Kaczmarczyk lives in Düsseldorf-Flingern.

=== Film, television and radio ===
Kaczmarczyk also took part in film and television productions and in several short films. In the episode Ludwig II and the Bavarians (Season 2; Part 8), first broadcast on 4 December 2010 as part of the ZDF television documentary series Die Deutschen, he embodied the fairytale king Ludwig II of Bavaria. In 2011 he had a small role (as Titania) in the historical thriller Anonymus by Roland Emmerich. He played the poet Nathanael in the 2010 short film The Sandman, which was based on the story of the same name by E. T. A. Hoffmann and had its TV premiere in April 2012.

In 2012 he had an episode role in the ARD crime series Heiter bis tödlich: Akte Ex as a young artist Tobias Krüger.

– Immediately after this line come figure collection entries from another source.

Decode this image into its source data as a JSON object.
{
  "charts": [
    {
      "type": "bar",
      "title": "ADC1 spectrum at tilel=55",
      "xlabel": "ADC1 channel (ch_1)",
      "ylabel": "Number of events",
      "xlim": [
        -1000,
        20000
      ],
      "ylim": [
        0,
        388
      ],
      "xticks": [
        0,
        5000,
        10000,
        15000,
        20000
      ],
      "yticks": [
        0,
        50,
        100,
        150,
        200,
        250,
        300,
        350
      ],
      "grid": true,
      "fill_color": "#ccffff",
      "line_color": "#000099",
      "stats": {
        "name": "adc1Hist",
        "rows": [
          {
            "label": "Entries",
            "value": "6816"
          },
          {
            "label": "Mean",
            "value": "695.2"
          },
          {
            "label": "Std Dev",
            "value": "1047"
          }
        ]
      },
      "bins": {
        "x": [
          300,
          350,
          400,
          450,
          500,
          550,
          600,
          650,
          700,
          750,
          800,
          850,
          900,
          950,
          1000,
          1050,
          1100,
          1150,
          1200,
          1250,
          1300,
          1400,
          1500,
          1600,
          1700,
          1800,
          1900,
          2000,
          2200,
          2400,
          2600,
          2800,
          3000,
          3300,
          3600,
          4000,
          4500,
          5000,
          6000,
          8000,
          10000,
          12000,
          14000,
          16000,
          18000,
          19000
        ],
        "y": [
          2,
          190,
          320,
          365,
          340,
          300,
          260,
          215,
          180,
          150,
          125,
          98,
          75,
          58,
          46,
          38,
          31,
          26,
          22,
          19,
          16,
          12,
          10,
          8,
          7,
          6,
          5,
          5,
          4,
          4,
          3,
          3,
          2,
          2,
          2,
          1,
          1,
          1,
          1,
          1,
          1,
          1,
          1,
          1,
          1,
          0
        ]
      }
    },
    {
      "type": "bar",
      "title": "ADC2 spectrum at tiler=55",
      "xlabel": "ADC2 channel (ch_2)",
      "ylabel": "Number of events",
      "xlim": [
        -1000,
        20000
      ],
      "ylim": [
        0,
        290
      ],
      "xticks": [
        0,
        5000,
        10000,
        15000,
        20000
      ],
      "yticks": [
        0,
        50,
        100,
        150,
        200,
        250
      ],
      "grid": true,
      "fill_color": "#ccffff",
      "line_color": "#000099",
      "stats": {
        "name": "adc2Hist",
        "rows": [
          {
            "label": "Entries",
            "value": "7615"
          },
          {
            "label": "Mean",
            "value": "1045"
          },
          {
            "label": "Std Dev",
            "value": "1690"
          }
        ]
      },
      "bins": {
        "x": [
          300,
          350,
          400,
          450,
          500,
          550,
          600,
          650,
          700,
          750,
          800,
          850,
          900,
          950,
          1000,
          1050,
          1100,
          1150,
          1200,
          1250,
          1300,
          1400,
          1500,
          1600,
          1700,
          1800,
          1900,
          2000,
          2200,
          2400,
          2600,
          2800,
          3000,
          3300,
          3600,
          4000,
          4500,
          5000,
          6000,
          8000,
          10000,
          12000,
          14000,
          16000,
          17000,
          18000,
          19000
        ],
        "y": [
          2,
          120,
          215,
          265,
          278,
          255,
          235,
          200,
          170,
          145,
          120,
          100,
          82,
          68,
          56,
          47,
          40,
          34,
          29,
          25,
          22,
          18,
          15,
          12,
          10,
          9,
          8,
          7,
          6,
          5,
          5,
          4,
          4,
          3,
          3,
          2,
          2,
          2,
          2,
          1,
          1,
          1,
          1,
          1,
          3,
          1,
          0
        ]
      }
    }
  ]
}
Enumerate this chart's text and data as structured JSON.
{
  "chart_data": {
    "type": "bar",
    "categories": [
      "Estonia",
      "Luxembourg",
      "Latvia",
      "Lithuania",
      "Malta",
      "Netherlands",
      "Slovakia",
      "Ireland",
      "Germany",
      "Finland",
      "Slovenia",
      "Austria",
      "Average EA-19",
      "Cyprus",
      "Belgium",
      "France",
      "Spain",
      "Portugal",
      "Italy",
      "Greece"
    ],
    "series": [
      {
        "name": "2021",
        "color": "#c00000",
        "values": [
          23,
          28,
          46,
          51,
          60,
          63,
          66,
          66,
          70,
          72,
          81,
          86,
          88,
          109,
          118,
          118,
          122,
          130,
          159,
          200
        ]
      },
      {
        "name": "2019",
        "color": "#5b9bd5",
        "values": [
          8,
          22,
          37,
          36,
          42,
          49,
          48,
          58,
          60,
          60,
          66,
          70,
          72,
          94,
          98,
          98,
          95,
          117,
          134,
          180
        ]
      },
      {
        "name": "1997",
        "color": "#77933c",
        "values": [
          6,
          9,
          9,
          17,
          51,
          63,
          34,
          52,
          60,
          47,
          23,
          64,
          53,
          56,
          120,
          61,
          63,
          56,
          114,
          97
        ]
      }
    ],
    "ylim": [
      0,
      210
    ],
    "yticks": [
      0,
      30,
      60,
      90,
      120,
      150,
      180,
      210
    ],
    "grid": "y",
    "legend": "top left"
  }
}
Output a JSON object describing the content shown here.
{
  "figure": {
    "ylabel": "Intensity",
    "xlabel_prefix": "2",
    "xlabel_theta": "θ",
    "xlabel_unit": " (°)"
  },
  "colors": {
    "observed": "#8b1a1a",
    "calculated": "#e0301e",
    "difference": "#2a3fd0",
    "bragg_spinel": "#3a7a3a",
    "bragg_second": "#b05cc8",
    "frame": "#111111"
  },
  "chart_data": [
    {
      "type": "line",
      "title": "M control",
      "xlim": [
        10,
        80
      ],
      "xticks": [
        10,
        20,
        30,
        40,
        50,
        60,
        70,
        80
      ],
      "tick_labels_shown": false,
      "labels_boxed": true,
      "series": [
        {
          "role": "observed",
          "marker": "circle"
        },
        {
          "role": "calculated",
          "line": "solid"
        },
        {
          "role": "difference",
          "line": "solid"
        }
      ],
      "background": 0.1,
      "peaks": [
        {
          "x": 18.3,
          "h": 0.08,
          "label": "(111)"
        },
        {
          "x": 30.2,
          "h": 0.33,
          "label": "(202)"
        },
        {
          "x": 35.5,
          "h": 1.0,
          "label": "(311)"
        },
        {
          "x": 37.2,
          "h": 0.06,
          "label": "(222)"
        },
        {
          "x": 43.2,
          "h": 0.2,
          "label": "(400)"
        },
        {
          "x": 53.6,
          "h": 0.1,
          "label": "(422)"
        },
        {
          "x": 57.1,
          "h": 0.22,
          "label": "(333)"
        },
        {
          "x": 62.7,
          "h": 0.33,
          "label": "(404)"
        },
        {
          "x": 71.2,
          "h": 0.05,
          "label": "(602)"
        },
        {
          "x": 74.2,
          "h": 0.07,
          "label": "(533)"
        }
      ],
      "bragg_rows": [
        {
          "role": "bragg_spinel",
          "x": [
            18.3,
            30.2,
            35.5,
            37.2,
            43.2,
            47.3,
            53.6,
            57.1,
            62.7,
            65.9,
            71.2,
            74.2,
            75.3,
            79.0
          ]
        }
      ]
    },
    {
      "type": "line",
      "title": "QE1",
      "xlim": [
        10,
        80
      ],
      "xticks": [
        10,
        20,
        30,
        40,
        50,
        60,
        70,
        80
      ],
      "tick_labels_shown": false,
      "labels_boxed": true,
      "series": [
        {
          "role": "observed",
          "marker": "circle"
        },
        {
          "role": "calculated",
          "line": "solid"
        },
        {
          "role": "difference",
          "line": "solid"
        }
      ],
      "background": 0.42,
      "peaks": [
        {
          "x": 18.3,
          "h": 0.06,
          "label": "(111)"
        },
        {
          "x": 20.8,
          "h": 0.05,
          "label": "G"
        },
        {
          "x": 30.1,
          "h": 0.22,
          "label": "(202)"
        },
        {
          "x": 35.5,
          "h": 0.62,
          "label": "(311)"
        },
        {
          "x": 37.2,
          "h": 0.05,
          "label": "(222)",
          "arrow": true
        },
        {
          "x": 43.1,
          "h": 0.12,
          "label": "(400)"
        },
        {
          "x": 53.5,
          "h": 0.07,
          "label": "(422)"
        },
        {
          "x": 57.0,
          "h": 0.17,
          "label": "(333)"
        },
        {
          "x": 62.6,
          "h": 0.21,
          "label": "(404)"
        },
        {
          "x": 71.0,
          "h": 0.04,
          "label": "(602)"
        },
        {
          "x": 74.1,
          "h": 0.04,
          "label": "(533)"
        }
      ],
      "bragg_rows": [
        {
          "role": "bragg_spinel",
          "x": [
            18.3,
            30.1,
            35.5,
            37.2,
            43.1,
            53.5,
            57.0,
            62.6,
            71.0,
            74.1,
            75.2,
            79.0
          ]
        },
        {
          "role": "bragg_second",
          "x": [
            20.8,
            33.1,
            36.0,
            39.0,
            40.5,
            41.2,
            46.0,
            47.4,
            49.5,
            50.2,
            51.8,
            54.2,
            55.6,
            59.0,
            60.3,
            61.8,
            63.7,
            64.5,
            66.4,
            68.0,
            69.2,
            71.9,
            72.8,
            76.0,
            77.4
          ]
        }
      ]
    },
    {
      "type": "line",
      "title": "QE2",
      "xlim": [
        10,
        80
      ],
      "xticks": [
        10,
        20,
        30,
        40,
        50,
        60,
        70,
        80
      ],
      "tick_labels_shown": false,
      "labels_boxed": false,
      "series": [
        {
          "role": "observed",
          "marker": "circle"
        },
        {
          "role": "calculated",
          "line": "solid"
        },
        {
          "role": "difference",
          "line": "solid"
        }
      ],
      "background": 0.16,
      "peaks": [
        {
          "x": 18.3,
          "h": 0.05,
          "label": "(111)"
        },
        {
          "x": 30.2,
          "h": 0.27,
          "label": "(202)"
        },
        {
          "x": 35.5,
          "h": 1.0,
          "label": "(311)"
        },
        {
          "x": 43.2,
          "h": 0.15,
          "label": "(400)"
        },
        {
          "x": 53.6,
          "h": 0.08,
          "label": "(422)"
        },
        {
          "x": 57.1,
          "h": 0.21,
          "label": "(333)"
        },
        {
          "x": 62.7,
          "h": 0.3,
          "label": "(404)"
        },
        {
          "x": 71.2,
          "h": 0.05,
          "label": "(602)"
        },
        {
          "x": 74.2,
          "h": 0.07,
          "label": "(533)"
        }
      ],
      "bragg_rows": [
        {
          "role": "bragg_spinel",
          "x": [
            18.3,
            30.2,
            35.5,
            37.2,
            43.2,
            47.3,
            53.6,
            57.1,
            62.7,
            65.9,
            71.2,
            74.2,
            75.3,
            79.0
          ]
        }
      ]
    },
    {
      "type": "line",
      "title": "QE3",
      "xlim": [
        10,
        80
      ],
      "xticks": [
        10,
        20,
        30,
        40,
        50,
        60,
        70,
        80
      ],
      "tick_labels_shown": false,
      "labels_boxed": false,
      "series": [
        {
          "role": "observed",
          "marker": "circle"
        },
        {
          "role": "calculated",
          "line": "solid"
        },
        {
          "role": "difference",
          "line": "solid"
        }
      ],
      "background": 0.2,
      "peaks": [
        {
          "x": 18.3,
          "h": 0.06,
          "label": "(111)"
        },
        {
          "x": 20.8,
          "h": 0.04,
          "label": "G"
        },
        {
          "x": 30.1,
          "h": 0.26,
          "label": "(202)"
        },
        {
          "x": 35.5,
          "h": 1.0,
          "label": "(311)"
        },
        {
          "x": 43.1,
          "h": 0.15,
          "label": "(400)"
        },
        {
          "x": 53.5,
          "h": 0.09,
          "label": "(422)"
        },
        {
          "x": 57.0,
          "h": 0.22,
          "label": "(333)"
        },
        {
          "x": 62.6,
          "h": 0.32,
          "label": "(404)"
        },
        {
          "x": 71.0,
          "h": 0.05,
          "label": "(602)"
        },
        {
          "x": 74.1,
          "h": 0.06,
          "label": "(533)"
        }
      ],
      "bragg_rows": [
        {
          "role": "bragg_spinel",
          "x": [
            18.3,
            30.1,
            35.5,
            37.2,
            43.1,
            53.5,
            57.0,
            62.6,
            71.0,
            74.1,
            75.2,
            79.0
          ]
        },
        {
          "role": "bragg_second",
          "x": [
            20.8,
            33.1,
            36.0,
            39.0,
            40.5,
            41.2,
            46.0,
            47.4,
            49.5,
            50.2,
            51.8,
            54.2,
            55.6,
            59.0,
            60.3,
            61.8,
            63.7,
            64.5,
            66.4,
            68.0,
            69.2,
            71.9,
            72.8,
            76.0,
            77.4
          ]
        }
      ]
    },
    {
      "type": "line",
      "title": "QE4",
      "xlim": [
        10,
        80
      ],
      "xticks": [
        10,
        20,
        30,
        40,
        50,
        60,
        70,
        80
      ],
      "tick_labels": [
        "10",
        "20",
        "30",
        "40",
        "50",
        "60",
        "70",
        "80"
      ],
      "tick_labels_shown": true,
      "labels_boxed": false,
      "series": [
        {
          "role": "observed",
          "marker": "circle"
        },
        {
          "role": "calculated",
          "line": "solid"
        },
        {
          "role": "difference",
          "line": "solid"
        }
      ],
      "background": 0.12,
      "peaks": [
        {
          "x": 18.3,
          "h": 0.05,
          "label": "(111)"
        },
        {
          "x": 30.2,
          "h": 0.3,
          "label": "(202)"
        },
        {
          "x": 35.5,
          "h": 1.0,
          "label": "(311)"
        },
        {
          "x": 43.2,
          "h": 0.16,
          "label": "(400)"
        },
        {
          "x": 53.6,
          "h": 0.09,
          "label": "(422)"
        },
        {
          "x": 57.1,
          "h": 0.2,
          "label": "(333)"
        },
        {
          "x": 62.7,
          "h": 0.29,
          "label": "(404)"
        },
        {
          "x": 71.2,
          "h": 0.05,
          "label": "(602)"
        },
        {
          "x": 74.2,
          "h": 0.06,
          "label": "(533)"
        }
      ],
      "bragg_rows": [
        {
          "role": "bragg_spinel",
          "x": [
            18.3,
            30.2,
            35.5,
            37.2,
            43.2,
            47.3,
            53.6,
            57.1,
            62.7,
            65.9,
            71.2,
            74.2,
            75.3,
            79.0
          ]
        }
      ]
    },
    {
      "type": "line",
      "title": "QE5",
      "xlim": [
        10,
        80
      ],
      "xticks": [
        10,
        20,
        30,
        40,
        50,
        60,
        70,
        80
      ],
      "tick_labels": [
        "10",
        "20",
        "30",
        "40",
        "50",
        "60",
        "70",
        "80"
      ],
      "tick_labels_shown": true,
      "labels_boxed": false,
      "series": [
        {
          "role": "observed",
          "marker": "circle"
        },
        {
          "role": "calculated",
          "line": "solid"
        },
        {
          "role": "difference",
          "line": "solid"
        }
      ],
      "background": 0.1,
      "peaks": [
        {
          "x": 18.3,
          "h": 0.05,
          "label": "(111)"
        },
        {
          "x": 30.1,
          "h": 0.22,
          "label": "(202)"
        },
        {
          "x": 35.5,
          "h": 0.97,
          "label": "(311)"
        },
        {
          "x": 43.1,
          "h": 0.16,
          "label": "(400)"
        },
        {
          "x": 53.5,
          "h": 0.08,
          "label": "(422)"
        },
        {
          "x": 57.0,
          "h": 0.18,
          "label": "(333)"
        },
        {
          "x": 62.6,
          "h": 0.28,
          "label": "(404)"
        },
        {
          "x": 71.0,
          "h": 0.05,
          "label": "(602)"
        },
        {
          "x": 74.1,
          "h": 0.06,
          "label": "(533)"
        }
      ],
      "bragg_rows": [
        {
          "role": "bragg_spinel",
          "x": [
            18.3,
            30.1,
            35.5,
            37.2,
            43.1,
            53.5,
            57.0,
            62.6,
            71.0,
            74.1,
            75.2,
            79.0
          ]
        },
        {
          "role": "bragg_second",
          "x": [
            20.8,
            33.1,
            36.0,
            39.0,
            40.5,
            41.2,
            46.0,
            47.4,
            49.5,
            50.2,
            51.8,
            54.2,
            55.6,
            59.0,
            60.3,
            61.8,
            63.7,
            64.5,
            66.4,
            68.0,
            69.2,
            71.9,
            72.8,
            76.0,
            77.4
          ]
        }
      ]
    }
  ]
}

In the same year, Kaczmarczyk was also seen in two fairy tale films: as the young King Jakob in Allerleirauh (Das Erste, December 2012) and as Prince Markus in The Six Swans (ZDF, December 2012), he gave both roles "complex character traits".

In November 2015, Kaczmarczyk appeared in the ARD serie In aller Freundschaft – Die jungen Ärzte as Heiko "Ralle" Rallburg. He played the criminal best friend of assistant doctor Elias Bähr (Stefan Ruppe) from their school days together. In the ZDF television thriller München Mord: Wo bist Du, Feigling?, first broadcast in September 2016 he was seen in the role of Niklas Bernhard. In the 9th season of the crime serie Die Chefin first broadcast from August 2018 he had a leading role as Anton Berger, he embodied the owner of a Munich software and IT company and brother of a psychopathic multiple murderer alongside Franz Pätzold.

Since January 2022, Vincent Ross, has been the first gender-fluid Polizeiruf 110 commissioner and successor to Maria Simon (Olga Lenski). Together with Lucas Gregorowicz (Adam Raczek), he formed a Polish-German investigative duo until 2022. Then pairing with Karl Rogov (Frank Leo Schröder).

André Kaczmarczyk has also worked as a radio play speaker in various radio play productions by Rundfunk Berlin-Brandenburg, Deutschlandfunk Kultur and BBC Radio.